To answer your question on how to make lots of money mid-career, think about how you're scaling yourself. Are you an IT person supporting a 20-100 person team at a small company? You gotta learn how to scale your time and effort by impacting more than that. You'll have to impact more than 2 million people to get to 700k.
This feels like the modern equivalent of Malthusian theory. Many people have had similar thoughts throughout much of history, but human prosperity has always prevailed. Knowledge is infinite, and as long as there is new knowledge to seek, things are never going to stagnate or be over. Atoms have never been the limiting factor, it's been knowledge on what to do with them.
It certainly can't be infinite. It might be a really big limit. It might be asymptotically approached, and never reached. But even very big combinatorial numbers are not to be confused with infinity.
If there is no limit to prosperity, it follows that not only do you not run out of atoms, you also don't run out of ways to rearrange those atoms that you prefer to earlier arrangements. In that case there is no configuration of the universe that is ultimately the most preferable, which must mean that you have exploitable cyclic preferences.
The post makes a case for a radically expanded future as a possibility we can't seriously ignore -- that a "business as usual" future doesn't make sense. Your objection is that you don't expect stagnation. Neither does the writer!
Nobody, nobody, is sitting there complaining about a world in which knowledge is growing.
> [..] this machine, which itself is constructed in such a way that it can devour the globe simply by following its own inherent law. By "Victory or Death," the Leviathan can indeed overcome all political limitations that go with the existence of other peoples and can envelop the whole earth in its tyranny. But when the last war has come and every man has been provided for, no ultimate peace is established on earth: the power-accumulating machine, without which continual expansion would not have been achieved, needs more material to devour in its never-ending process. If the last victorious Commonwealth cannot proceed to "annex the planets," it can only proceed to destroy itself in order to begin anew the never-ending process of power generation.
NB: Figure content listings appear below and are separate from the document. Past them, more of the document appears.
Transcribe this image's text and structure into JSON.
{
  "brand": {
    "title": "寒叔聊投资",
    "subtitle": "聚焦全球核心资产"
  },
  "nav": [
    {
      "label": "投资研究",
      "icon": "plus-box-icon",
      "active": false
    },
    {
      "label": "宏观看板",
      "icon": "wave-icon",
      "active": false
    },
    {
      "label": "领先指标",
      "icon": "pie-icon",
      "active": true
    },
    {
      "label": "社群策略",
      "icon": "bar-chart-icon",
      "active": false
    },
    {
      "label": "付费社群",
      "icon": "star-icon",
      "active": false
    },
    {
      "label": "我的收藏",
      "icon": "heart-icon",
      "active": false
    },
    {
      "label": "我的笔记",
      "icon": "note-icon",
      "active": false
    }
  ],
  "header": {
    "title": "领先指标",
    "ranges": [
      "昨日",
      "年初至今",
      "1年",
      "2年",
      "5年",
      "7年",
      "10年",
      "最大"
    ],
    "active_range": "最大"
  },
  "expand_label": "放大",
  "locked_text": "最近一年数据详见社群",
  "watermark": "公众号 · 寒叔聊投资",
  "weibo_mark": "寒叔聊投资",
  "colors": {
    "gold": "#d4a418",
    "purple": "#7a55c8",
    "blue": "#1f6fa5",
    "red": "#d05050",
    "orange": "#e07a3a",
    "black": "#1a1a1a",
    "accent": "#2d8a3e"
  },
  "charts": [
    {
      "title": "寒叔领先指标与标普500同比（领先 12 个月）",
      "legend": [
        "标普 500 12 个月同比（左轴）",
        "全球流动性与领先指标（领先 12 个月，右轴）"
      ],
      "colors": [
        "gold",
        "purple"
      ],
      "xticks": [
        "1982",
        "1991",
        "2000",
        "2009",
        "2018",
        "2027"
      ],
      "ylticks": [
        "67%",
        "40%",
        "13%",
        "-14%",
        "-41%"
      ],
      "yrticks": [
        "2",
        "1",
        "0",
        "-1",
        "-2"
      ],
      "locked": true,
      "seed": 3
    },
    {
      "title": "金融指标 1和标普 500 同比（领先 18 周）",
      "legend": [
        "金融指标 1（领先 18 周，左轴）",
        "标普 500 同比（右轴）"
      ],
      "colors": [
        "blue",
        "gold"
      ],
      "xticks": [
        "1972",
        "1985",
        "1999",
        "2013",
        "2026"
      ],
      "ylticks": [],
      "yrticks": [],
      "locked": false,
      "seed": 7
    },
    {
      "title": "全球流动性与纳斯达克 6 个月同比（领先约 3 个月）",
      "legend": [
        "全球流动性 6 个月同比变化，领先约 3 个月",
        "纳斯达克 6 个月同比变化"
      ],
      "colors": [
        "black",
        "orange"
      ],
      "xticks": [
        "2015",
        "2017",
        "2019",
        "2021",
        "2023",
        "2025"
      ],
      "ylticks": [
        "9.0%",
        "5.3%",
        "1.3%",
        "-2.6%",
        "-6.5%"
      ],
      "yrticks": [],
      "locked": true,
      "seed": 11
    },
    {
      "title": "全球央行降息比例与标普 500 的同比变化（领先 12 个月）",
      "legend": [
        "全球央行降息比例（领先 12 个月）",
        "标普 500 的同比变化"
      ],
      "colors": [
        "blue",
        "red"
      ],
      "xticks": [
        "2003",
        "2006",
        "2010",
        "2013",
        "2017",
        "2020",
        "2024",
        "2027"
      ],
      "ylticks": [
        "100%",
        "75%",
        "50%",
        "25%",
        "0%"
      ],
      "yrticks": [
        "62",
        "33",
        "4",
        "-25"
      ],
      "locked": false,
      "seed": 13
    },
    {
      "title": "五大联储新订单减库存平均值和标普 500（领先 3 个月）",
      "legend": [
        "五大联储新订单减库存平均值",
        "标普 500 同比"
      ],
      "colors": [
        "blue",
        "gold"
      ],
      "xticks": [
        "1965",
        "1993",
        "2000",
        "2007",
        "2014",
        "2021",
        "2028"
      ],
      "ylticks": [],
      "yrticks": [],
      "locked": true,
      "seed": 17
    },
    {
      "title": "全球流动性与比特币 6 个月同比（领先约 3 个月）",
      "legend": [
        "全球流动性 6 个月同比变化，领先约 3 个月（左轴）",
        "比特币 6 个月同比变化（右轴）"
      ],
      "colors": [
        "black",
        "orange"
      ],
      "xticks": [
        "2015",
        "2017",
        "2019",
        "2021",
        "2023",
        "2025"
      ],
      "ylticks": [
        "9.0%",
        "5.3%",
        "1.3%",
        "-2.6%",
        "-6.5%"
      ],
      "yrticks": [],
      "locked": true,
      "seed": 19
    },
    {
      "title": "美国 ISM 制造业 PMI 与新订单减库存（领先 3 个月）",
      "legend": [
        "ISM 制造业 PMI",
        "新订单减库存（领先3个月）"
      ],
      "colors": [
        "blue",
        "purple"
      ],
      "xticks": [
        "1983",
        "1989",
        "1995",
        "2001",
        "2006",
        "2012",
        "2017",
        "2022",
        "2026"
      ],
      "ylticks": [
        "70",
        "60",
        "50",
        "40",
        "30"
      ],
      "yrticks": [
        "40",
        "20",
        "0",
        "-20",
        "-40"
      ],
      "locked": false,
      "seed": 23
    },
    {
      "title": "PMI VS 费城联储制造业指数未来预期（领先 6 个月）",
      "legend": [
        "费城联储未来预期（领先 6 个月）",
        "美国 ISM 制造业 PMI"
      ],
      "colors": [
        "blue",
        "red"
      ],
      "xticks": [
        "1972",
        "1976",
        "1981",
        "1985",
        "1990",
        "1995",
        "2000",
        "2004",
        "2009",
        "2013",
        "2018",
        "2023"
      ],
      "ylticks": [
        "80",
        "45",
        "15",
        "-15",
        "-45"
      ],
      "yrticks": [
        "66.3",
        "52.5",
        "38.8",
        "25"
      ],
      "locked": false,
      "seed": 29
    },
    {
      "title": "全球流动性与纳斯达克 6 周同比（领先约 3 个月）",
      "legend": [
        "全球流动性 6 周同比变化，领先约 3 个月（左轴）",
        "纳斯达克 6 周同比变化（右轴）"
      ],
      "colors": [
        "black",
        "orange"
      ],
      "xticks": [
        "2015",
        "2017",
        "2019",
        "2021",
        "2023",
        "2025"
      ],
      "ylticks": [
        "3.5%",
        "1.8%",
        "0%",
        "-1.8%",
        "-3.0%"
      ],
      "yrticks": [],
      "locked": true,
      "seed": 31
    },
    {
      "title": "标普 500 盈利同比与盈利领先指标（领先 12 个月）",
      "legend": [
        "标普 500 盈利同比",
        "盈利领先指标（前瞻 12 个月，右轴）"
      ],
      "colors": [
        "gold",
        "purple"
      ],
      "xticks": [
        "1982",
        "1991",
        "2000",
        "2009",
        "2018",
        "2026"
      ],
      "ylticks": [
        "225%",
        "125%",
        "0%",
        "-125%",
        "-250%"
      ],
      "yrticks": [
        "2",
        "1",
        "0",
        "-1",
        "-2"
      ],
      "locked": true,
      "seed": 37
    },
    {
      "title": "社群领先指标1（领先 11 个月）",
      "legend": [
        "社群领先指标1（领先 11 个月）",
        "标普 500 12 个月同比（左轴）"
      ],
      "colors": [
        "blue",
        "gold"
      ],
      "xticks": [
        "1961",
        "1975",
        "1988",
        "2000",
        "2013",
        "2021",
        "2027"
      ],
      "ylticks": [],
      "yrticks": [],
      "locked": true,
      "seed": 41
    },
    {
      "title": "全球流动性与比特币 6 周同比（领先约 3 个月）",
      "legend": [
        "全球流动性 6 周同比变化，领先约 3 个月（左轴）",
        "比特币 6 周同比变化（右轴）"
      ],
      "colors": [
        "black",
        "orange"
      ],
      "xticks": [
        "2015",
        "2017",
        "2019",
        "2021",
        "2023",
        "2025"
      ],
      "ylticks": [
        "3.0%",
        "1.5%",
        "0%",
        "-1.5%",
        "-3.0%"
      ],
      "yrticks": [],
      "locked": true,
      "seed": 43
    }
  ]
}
-- Hannah Arendt, "The Origins of Totalitarianism"
"Knowledge is infinite" means nothing. Things not stagnating or being over also means nothing, that description would fit any nightmarish scenario, too.
We are destroying the habitats of species at such a rate, we barely have begun exploring the ocean and we will never even know what is already lost for good. Knowledge. We know that inequality is rising at increasing pace, that people starve, that for the first time, future generations have less to look forward to than previous ones... what more do we need to know to do something with that all knowledge? Or is the knowledge what to do with the knowledge some kind of cherry on top reserved for last?
While some say "knowledge" and what a fascinating adventure it all is, I just hear "numbness" and "alienation". Collecting gimmicky factoids about the world at best, factoids about man-made concepts at worst, while not seeing the woods for all the trees. You say pessimism, I say toxic positivity, now what?
I found a fridge magnet in form of the Hebrew letter Shin recently, and because I had time to pass I read some stuff about it, including this:
> When the shin is representative of the intellectual dimension, the three lines stand for the three intellectual faculties of the Sefiros: the right line being Chochmah, the flash of an idea; the left line being Binah, understanding; and the centerline Daas, application of knowledge.
Knowledge without understanding is worse than no knowledge in my opinion, and without application, even understanding is worse than no understanding. Or as MLK put it:
> Our scientific power has outrun our spiritual power. We have guided missiles and misguided men.